Harvard Crimson names its first Latina president in almost 150-year run

By Shannon Larson, Boston Globe

Raquel Coronell Uribe had tempered her expectations as she spoke with a close friend over the phone on Sunday night in an attempt to distract herself.

She knew deliberations among outgoing members of the Harvard Crimson’s masthead had ended that evening — and sooner or later, the college junior would be receiving a call informing her whether she had been chosen as the publication’s next president.

Then the phone buzzed. On the other end of the line was current president Amanda Y. Su. The end of an arduous, almost five-week process to select the Crimson’s next leaders known as the “Turkey Shoot” had drawn to a close. Coronell Uribe had been chosen to lead the nation’s oldest published daily college paper — making her the first Latinx person at the helm in its nearly 150-year storied history. She will start this January.

“I was so shocked,” she said in a phone interview on Saturday morning following the Crimson’s public announcement Friday. “I was just like, ‘What?’ But it was a really great moment.”

Coronell Uribe, who is currently studying history and literature, recognizes the weight of the moment. The 23-year-old called her ascension to the position — from a reporter on the police accountability beat and social media manager to the person responsible for overseeing its entire operation — a “huge honor,” adding that she hopes it will leave the door open “for future Latinx presidents and future firsts as well.”

“I hope that this kind of allows me to set things up in a way that makes sure that as we’re having more of these historic firsts they aren’t last,” Coronell Uribe said. “I’m really hoping that I can be a good president, not only for myself but also because being the first Latinx president, you kind of want to leave a good quote-on-quote legacy, if you will. So it definitely adds, I think, an extra layer of pressure.”

In a message on Twitter, Su said she “could not be more proud and excited to pass the torch to her.”

“The 149th Guard is an incredibly impressive group of leaders who are more than ready and qualified to tackle the challenges The Crimson will face in the coming year,” Su told the student paper of the new guard.

Coronell Uribe said she initially had serious doubts about whether she would be in contention for the position, and sought out Kristine Guillaume, the first Black woman to lead the publication, for her guidance.

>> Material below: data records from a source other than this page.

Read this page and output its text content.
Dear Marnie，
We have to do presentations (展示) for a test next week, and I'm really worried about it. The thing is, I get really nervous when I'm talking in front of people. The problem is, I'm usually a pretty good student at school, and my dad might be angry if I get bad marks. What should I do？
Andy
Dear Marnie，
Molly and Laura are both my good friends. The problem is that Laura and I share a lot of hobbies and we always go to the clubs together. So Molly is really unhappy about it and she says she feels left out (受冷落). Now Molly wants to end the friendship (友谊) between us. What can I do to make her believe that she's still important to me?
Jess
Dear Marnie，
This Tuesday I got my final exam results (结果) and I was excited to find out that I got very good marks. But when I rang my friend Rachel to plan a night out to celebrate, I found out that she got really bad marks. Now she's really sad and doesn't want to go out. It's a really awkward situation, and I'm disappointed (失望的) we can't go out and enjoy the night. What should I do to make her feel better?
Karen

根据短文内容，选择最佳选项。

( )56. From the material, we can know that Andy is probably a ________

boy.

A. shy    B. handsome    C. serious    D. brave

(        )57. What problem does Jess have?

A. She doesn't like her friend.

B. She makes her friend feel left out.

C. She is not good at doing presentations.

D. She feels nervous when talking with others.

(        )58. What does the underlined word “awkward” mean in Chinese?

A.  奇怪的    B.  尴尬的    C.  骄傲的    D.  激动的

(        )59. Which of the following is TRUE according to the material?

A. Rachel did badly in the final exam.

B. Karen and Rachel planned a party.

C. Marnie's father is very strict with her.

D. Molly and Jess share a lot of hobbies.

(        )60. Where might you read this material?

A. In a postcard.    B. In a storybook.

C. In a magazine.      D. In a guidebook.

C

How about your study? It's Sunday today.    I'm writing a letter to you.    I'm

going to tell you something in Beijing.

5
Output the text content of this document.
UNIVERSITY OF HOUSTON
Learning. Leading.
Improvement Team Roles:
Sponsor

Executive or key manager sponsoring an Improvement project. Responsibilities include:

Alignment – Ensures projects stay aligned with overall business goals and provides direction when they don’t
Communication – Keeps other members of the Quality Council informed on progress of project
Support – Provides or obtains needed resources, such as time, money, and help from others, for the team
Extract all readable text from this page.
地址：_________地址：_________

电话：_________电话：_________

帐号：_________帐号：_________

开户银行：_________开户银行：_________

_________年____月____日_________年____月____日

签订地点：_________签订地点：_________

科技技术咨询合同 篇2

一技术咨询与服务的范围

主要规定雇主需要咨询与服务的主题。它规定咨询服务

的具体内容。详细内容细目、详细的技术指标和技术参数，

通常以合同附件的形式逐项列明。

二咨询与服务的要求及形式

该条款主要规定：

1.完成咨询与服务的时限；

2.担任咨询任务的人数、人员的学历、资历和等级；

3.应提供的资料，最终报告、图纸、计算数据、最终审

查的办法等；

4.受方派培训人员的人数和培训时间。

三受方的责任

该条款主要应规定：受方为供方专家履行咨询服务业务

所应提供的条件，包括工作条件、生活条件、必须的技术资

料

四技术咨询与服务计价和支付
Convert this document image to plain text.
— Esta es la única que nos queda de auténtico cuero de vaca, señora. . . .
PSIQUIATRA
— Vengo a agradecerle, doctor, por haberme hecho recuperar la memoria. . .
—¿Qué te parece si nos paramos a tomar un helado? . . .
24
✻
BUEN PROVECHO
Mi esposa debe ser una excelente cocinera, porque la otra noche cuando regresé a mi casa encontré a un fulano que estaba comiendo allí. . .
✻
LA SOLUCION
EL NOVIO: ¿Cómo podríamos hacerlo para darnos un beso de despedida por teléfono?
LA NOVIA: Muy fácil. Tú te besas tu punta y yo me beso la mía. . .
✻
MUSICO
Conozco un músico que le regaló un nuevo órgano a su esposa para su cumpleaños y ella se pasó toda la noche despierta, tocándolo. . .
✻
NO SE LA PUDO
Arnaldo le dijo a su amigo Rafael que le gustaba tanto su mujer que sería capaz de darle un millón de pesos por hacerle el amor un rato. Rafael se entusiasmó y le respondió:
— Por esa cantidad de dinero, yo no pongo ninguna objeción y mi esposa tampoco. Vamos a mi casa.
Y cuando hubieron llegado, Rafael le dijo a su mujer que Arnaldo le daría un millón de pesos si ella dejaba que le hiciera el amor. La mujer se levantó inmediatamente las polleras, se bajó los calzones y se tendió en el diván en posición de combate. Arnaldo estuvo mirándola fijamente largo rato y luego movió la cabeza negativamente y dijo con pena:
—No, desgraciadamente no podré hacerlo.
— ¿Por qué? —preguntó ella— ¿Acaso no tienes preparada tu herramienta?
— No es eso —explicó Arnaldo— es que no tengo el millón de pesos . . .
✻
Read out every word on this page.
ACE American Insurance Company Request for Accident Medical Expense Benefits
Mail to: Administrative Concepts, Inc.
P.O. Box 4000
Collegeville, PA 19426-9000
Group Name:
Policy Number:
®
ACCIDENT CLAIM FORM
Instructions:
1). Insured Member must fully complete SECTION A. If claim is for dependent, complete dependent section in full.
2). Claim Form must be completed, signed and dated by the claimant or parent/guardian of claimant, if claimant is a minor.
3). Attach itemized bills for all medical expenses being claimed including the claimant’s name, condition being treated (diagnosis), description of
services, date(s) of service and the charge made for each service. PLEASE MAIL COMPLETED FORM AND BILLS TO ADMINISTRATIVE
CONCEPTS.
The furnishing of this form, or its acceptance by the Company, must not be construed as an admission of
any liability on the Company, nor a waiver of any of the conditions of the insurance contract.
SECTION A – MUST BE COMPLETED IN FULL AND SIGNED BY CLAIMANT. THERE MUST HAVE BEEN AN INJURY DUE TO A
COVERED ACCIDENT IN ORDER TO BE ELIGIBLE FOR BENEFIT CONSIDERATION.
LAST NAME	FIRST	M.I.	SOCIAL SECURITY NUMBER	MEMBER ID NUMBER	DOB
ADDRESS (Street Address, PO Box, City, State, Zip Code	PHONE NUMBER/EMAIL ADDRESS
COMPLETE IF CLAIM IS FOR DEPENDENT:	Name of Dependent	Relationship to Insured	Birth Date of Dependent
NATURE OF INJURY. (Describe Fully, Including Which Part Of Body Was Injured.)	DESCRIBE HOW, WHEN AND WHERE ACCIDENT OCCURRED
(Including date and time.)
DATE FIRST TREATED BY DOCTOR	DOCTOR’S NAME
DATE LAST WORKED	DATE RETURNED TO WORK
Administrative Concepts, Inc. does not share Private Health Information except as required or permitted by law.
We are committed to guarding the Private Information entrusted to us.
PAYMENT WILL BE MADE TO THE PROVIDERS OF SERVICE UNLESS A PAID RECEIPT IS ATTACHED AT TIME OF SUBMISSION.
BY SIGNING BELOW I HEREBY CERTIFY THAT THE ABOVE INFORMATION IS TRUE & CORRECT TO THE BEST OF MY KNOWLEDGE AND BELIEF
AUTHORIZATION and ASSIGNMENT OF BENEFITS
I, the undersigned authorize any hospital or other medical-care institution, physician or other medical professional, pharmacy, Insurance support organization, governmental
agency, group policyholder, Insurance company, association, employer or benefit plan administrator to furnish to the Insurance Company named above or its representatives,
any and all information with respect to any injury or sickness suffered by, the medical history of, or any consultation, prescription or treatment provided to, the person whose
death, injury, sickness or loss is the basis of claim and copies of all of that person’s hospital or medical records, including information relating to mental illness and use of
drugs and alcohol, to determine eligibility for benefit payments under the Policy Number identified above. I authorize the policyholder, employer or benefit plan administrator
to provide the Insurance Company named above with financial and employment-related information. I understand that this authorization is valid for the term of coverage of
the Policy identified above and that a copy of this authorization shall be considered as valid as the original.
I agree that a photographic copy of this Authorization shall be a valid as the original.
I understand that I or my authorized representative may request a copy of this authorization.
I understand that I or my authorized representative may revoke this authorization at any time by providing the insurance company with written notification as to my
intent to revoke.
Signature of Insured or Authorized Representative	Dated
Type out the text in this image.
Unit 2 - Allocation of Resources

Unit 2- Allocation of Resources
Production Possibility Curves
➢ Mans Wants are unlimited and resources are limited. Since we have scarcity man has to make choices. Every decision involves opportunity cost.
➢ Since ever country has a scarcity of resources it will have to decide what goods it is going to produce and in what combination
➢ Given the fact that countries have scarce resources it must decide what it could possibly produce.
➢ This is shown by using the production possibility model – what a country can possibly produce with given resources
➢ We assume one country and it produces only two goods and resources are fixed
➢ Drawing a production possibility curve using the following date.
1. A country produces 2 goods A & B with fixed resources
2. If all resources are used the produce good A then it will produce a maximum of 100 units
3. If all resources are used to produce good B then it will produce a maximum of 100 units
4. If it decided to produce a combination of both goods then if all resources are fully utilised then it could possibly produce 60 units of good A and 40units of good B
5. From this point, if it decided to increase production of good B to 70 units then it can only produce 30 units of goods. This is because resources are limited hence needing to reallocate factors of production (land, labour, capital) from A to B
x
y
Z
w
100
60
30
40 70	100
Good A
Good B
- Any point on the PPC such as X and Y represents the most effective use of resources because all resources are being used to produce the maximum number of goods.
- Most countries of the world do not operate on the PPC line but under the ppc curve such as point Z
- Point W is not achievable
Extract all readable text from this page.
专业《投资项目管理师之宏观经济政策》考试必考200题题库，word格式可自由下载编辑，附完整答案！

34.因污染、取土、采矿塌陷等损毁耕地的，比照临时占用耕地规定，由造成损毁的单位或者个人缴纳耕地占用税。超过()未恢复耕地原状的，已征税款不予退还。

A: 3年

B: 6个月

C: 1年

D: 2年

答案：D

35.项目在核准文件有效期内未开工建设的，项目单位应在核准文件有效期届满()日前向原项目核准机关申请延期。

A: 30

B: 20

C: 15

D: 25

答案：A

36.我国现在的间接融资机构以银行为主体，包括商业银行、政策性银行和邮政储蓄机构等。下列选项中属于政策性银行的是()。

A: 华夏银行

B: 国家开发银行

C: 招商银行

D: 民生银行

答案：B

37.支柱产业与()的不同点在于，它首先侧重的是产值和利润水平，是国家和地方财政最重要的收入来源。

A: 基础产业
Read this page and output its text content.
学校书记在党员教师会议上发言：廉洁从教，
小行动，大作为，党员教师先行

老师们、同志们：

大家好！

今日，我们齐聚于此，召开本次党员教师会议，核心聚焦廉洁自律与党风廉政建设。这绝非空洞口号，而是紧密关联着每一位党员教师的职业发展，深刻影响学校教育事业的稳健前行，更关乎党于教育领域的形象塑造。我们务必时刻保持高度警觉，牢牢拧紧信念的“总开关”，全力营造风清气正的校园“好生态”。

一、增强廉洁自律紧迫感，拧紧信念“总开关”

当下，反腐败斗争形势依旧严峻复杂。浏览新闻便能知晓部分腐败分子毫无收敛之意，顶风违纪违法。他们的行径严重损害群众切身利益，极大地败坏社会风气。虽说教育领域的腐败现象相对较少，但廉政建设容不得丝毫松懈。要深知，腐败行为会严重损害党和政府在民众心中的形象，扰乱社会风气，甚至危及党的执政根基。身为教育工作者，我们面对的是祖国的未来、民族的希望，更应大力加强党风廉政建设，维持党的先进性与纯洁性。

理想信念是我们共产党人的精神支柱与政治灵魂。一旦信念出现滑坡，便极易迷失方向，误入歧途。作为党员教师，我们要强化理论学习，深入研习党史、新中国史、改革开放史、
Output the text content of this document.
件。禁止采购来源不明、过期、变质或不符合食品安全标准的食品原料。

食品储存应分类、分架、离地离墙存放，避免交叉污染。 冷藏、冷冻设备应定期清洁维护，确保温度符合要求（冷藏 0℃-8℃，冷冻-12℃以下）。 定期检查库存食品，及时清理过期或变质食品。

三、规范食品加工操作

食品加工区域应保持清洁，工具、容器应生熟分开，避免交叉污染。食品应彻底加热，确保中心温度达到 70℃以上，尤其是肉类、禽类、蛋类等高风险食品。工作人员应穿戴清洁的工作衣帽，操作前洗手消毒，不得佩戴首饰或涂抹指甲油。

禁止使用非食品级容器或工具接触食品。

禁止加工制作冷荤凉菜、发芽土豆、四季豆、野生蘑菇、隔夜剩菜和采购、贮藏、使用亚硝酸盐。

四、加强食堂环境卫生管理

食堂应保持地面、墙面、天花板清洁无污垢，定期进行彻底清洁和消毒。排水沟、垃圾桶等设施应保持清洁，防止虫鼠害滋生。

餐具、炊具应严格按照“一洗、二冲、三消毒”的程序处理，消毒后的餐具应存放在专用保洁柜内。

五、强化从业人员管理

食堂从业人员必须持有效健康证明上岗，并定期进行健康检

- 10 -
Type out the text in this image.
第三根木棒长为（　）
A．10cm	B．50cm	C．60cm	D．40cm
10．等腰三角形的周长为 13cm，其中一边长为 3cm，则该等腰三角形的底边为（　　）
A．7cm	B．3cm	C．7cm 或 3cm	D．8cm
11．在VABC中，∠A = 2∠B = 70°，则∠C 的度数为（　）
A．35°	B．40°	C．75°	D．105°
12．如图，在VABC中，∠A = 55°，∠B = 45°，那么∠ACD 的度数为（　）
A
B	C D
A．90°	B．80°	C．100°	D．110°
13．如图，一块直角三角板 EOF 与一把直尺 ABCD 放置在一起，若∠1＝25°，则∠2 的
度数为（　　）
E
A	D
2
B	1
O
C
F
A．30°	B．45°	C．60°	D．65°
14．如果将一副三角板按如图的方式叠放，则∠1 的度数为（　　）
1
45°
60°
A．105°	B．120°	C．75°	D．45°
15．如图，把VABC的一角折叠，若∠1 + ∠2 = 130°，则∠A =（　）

“She gave me the reassurance and the pep talk that I needed to kind of make that final decision and say, ‘Okay, I’ll go for it.’ And then after I got the decision, she sent me a really kind e-mail that made my day,” Coronell Uribe said. “She’s someone I admire a lot, so it meant a lot to me to have her support.”

Guillaume touched on the “historic moment” of Coronell Uribe’s ascension after the news was announced.

Originally from Colombia, Coronell Uribe has a natural curiosity for seeking out the truth running through her veins. Her mother is María Cristina Uribe, a former news anchor. And her father is Daniel Coronell, the former president of Univision News, who now works for a radio station in Colombia and is also “starting a magazine there,” Coronell Uribe said.

When she was six, Coronell Uribe said the family was forced to relocate to the United States after her family received death threats following her father’s reporting on the Colombian government. They eventually settled in Miami.

“What it actually did, I think, was just show me the importance of what journalism is and made me question, you know, if there are people who are willing to go to such lengths to just cover up the truth, then the truth must be really important,” she said.

But Coronell Uribe did not enter her freshman year with the intention of diving headfirst into journalism — spending long nights in the newsroom and seeking out sources. Instead, she began as a pre-med major. She was diagnosed with leukemia at 16, and Coronell Uribe said her doctor “literally saved my life.”

“I felt like that’s really what I wanted to do — to just be exactly like him,” Coronell Uribe said. But then she was reading the Crimson daily, writing for the paper, and taking a variety of other classes when she hit a realization: “My heart really is much more where journalism is.”

She will lead the paper alongside Jasper Goodman, who will serve as managing editor, and Amy Zhou, who will take on the role of business manager. With the knowledge that many college newsrooms lack the representation of Black and Latinx students in the chief position, Coronell Uribe — who heads the paper’s internal Latinx affinity group — said she plans on pushing the Crimson to be more inclusive and representative of communities of color.

“I think that it’s not something that you could do from one day to the next. It involves outreach, and it involves making sure that you have the trust of communities of color — to make them feel like there is a place for them at the Crimson and there’s room for them to succeed,” she said. “I partially hope that winning the presidency is one of the things that can kind of help communicate that — that no matter what background you’re from, or what race or what ethnicity, you are able to succeed at an organization as old as one who is still having firsts.”

But for now, as she prepares for the role, Coronell Uribe is just slowly taking it all in. From Texas Representative Joaquin Castro to Miami-Dade County Mayor Daniella Levine Cava, she has already received a wave of congratulatory messages.

“It feels really crazy and surreal. I feel like I’m in a dream, and I’m going to wake up,” she said. “I’m humbled to know that this has an impact that it does on my community back home and the Latinx community, so it’s been deeply honoring and also overall pretty shocking.”